Do you go birdwatching in your free time? Do you live on a slope that is protected from erosion by tree cover? Do you benefit from a more stable climate because of all the carbon that is sequestered by trees and soils around the world?
Ecosystem services are all around us.
My first semester at the Nicholas School has brought me in contact with ecosystem services both in my backyard and around the world. I did a case study on how a nonprofit in Madagascar is using carbon sequestration as a tool to finance local mangrove conservation. As part of a policy project with the Nicholas Institute, I’ve been thinking about how land conservation can improve water quality in the Chesapeake Bay.

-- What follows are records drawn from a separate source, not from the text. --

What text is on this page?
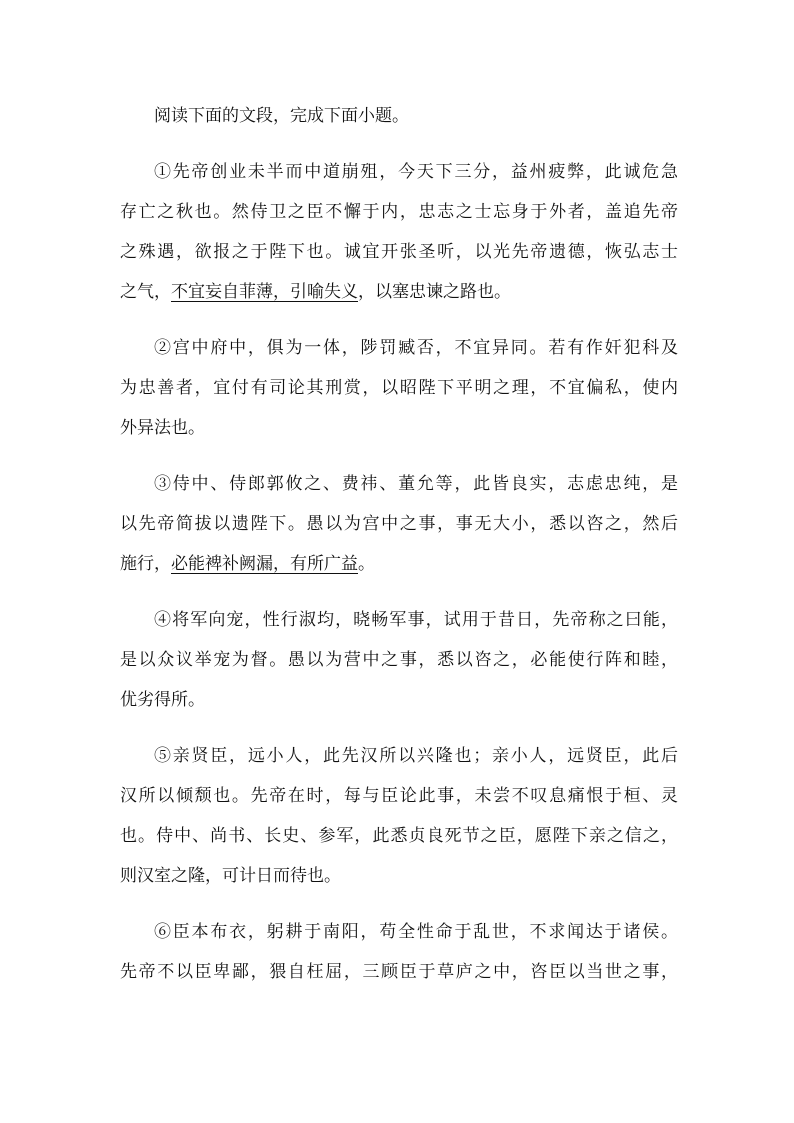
阅读下面的文段，完成下面小题。

①先帝创业未半而中道崩殂，今天下三分，益州疲弊，此诚危急
存亡之秋也。然侍卫之臣不懈于内，忠志之士忘身于外者，盖追先帝
之殊遇，欲报之于陛下也。诚宜开张圣听，以光先帝遗德，恢弘志士
之气，不宜妄自菲薄，引喻失义，以塞忠谏之路也。
②宫中府中，俱为一体，陟罚臧否，不宜异同。若有作奸犯科及
为忠善者，宜付有司论其刑赏，以昭陛下平明之理，不宜偏私，使内
外异法也。
③侍中、侍郎郭攸之、费祎、董允等，此皆良实，志虑忠纯，是
以先帝简拔以遗陛下。愚以为宫中之事，事无大小，悉以咨之，然后
施行，必能裨补阙漏，有所广益。
④将军向宠，性行淑均，晓畅军事，试用于昔日，先帝称之曰能，
是以众议举宠为督。愚以为营中之事，悉以咨之，必能使行阵和睦，
优劣得所。
⑤亲贤臣，远小人，此先汉所以兴隆也；亲小人，远贤臣，此后
汉所以倾颓也。先帝在时，每与臣论此事，未尝不叹息痛恨于桓、灵
也。侍中、尚书、长史、参军，此悉贞良死节之臣，愿陛下亲之信之，
则汉室之隆，可计日而待也。
⑥臣本布衣，躬耕于南阳，苟全性命于乱世，不求闻达于诸侯。
先帝不以臣卑鄙，猥自枉屈，三顾臣于草庐之中，咨臣以当世之事，
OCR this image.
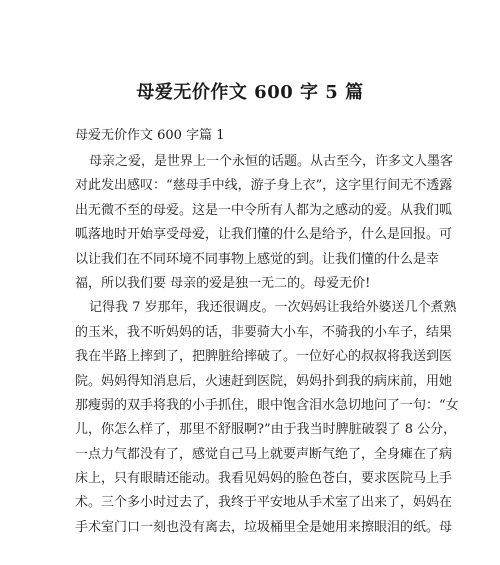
母爱无价作文 600 字 5 篇
母爱无价作文 600 字篇 1
母亲之爱，是世界上一个永恒的话题。从古至今，许多文人墨客
对此发出感叹：“慈母手中线，游子身上衣”，这字里行间无不透露
出无微不至的母爱。这是一中令所有人都为之感动的爱。从我们呱
呱落地时开始享受母爱，让我们懂的什么是给予，什么是回报。可
以让我们在不同环境不同事物上感觉的到。让我们懂的什么是幸
福，所以我们要 母亲的爱是独一无二的。母爱无价!
记得我 7 岁那年，我还很调皮。一次妈妈让我给外婆送几个煮熟
的玉米，我不听妈妈的话，非要骑大小车，不骑我的小车子，结果
我在半路上摔到了，把脾脏给摔破了。一位好心的叔叔将我送到医
院。妈妈得知消息后，火速赶到医院，妈妈扑到我的病床前，用她
那瘦弱的双手将我的小手抓住，眼中饱含泪水急切地问了一句：“女
儿，你怎么样了，那里不舒服啊?”由于我当时脾脏破裂了 8 公分，
一点力气都没有了，感觉自己马上就要声断气绝了，全身瘫在了病
床上，只有眼睛还能动。我看见妈妈的脸色苍白，要求医院马上手
术。三个多小时过去了，我终于平安地从手术室了出来了，妈妈在
手术室门口一刻也没有离去，垃圾桶里全是她用来擦眼泪的纸。母
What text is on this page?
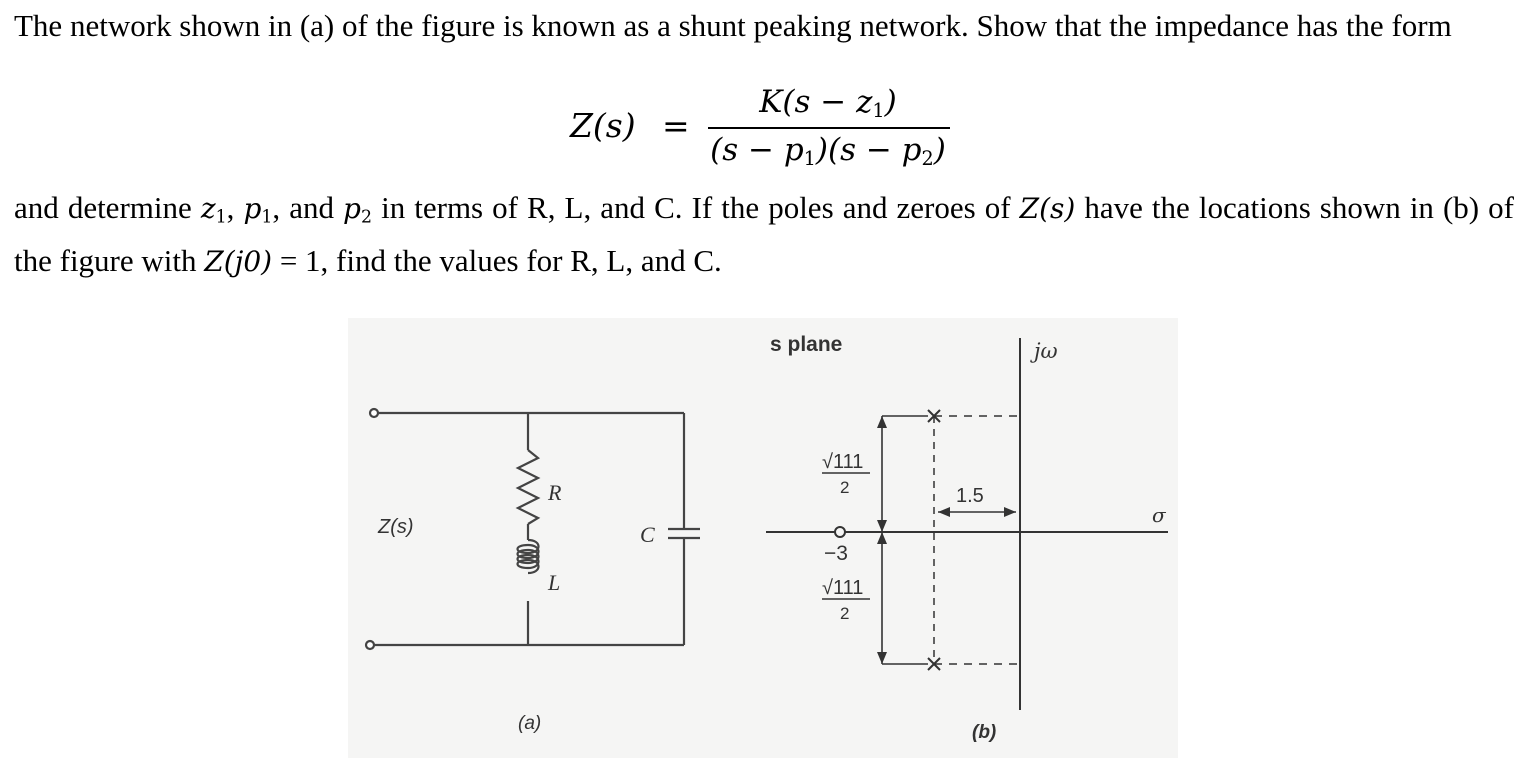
The network shown in (a) of the figure is known as a shunt peaking network. Show that the impedance has the form
Z(s) =
$K(s - z_1)$
$(s - p_1)(s - p_2)$
and determine $z_1$, $p_1$, and $p_2$ in terms of R, L, and C. If the poles and zeroes of Z(s) have the locations shown in (b) of the figure with Z(j0) = 1, find the values for R, L, and C.
Z(s)
R
L
C
(a)
s plane	jω
σ
−3
1.5
√111
2
√111
2
(b)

The ACES conference highlighted many more ways in which we benefit from ecosystems: using wetlands to regulate water flow and reduce flooding; improving public health through urban forestry and better access to nature; practicing cultural traditions that rely on native species and landscapes. Whether you live in downtown San Francisco, rural North Carolina, or coastal Madagascar, you depend on ecosystem services every day. We all do.
Why should we spend our time thinking about ecosystem services?
As people who care about protecting our natural resources, land, and climate, we’re often vexed by the way our free-market economy undervalues the environment. If you can’t drill it up, cut it down, or fence it off and sell tickets, you probably won’t worry much about nature when you’re making economic decisions.
But as we’ve just seen, nature is constantly providing us with countless life-critical services. If they were to disappear, we’d likely have to spend a lot of money recreating them on our own (think huge levees to stop flooding, or mass-scale water purification systems). So, while it may be hard to figure out the true economic value of a protected forest or wetland, zero is definitely not the right answer.
At the ACES conference, experts in the field presented on many different ways in which we can realize the true value of ecosystem services. Water quality markets have grown in popularity across the US over the past decades. Payment for Ecosystem Services schemes are proliferating in developing countries. Pilot projects now under development will use ecosystem services as equity for small-scale lines of credit.
However, a common refrain throughout ACES was that ecosystem service schemes are not a silver bullet for conservation. (Sound familiar?)
Given the inherently local nature of all conservation, along with the implementation challenges of scaling up ecosystem service schemes, don’t look for this model for valuing nature to revolutionize the world anytime soon. But as one piece of the puzzle for making conservation more economical than exploitation – some silver buckshot, if you will – the ecosystem service framework could go a long way.
Where can I look for ecosystem service-related jobs?
This is always a tricky question to approach as a grad student at a professional conference. But as it turns out, the tent of employment in ecosystem services is growing rapidly.
In October, the Obama administration signed an executive order directing federal agencies to consider ecosystem services in their decision-making. This directive could lead to more demand for federal employees who can think through the ecosystem service impacts of policies on agriculture, forests, air and water, etc.
Of course, the way forward under a Trump administration is highly unclear, but at least “repeal Obama’s action on ecosystem services” was not one of Trump’s campaign promises. If nothing else, the ACES conference showed me just how many smart and dedicated people in the federal government are thinking about these issues, and likely will continue to under a new administration.
Still, if government employment seems a bit too dicey these days, there’s a host of other opportunities in the field. Although the private sector was less well represented at ACES than it might have been, the conference did highlight some innovative private sector partnerships that are leading the way on corporate sustainability. The Nature Conservancy has teamed up with Dow Chemical to assess the value of nature in protecting business assets, while the World Wildlife Fund is partnering with Coca Cola to conserve freshwater resources worldwide.
The ACES conference convinced me that whatever sector I choose to work in, there will be ways to advance the value proposition for ecosystem services. Even in industries that don’t focus on, or indeed recognize the term “ecosystem services,” it can still make a huge difference to create a bottom-line argument for prioritizing conservation.
Nature is just too important to leave off the balance sheet.